Para o PSTU, arbitrariedade se torna democrática porque foi utilizada contra a direita. Esse é precisamente o perigo de transformar o Judiciário num instrumento político contra adversários. O poder excepcional admitido hoje contra um bolsonarista amanhã será utilizado contra grevistas, ocupações, manifestações de trabalhadores e organizações revolucionárias. A burguesia não criou o STF para proteger a esquerda.
A contradição aparece também quando o PSTU analisa a disputa entre André Mendonça e Alexandre de Moraes.
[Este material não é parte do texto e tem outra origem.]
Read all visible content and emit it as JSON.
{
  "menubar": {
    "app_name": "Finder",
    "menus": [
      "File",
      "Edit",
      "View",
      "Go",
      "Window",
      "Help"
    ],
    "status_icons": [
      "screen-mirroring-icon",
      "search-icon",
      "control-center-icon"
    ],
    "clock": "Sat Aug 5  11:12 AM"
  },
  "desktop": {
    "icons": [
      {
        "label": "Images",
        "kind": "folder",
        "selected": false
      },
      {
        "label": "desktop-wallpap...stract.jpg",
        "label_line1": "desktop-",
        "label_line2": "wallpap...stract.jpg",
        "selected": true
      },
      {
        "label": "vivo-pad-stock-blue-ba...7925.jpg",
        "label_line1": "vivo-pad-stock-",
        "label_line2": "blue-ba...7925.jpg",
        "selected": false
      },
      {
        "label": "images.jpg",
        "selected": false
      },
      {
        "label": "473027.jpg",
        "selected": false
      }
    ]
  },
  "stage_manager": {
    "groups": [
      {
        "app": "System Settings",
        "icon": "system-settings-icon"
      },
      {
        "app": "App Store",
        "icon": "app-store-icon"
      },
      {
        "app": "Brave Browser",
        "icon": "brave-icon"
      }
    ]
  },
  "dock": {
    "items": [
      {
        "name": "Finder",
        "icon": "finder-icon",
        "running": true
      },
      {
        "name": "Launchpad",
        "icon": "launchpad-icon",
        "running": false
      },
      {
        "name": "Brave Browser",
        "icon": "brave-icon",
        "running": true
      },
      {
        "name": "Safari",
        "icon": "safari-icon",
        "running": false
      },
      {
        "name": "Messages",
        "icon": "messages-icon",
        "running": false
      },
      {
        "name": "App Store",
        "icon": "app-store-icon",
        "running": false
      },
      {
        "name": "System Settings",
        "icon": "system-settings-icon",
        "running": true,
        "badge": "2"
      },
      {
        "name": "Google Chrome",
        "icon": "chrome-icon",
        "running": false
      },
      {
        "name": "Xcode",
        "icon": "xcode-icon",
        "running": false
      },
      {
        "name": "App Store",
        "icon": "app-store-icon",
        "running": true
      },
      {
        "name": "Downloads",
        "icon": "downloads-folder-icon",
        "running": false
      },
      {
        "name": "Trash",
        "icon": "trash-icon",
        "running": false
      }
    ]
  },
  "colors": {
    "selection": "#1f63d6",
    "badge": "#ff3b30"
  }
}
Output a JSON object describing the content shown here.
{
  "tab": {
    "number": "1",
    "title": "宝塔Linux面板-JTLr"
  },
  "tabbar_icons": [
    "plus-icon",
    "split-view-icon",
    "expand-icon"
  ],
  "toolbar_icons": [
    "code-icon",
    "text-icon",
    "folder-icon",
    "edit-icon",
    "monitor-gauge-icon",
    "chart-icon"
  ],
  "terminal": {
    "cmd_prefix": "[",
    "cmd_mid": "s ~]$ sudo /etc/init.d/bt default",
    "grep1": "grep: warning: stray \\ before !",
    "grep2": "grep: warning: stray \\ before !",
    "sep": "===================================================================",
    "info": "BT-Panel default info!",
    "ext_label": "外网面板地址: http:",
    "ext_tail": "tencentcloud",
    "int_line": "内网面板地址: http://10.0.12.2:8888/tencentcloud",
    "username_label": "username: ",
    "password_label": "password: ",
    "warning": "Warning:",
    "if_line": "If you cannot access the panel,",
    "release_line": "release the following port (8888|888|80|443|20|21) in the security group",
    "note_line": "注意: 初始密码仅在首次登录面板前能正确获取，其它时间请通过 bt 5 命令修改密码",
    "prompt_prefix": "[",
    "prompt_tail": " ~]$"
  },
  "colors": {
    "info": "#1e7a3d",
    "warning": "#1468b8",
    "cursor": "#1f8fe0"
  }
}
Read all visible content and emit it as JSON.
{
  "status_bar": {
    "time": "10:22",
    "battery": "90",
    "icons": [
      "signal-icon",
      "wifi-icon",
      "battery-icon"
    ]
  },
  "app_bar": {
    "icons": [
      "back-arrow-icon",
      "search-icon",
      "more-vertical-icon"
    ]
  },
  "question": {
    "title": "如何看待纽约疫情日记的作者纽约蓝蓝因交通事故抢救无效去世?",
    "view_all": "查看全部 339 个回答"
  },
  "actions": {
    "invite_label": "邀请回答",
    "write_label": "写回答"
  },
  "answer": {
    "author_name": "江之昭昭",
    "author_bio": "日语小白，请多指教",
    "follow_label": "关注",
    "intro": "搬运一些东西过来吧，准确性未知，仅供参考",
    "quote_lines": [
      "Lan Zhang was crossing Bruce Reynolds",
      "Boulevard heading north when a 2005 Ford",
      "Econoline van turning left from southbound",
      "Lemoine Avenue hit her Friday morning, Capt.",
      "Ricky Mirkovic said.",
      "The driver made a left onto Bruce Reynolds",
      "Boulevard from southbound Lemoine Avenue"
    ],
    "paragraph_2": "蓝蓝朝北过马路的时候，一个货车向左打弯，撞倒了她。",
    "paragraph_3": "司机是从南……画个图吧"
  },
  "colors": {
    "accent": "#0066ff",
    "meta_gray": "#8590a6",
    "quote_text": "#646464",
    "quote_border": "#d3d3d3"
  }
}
O texto reconhece que “A PF não poderia ser instrumentalizada para intimidar juiz que revela corrupção”, mas logo acusa Mendonça de afastar o diretor-geral Andrei Rodrigues porque “a investigação foi para onde ele não quer”.
O problema concreto é outro: vieram à tona relatórios de inteligência produzidos sobre a atuação de Mendonça e utilizados na guerra interna do Supremo. Mendonça é um político de direita, indicado por Bolsonaro e representante de interesses burgueses. Nada disso elimina a importância de expor o funcionamento da máquina montada em torno de Moraes.
O PSTU chega a reconhecer que existe uma luta entre setores da burguesia e que cada ala do STF “defende seus próprios interesses e os interesses dos setores da burguesia que cada um representa nesse momento”. Mas não tira a conclusão necessária.
O PSTU, porém, continua subordinando sua política ao medo de que o bolsonarismo tire proveito da situação. Esse método não é novo. Durante o golpe de 2016, quando a burguesia organizava a derrubada de Dilma Rousseff, o Partido manteve a palavra de ordem “Fora Todos”, procurando apresentar sua política como independente ao acrescentar também a oposição a Temer e aos demais políticos burgueses. O problema é que a ofensiva concreta naquele momento estava dirigida contra o governo do PT.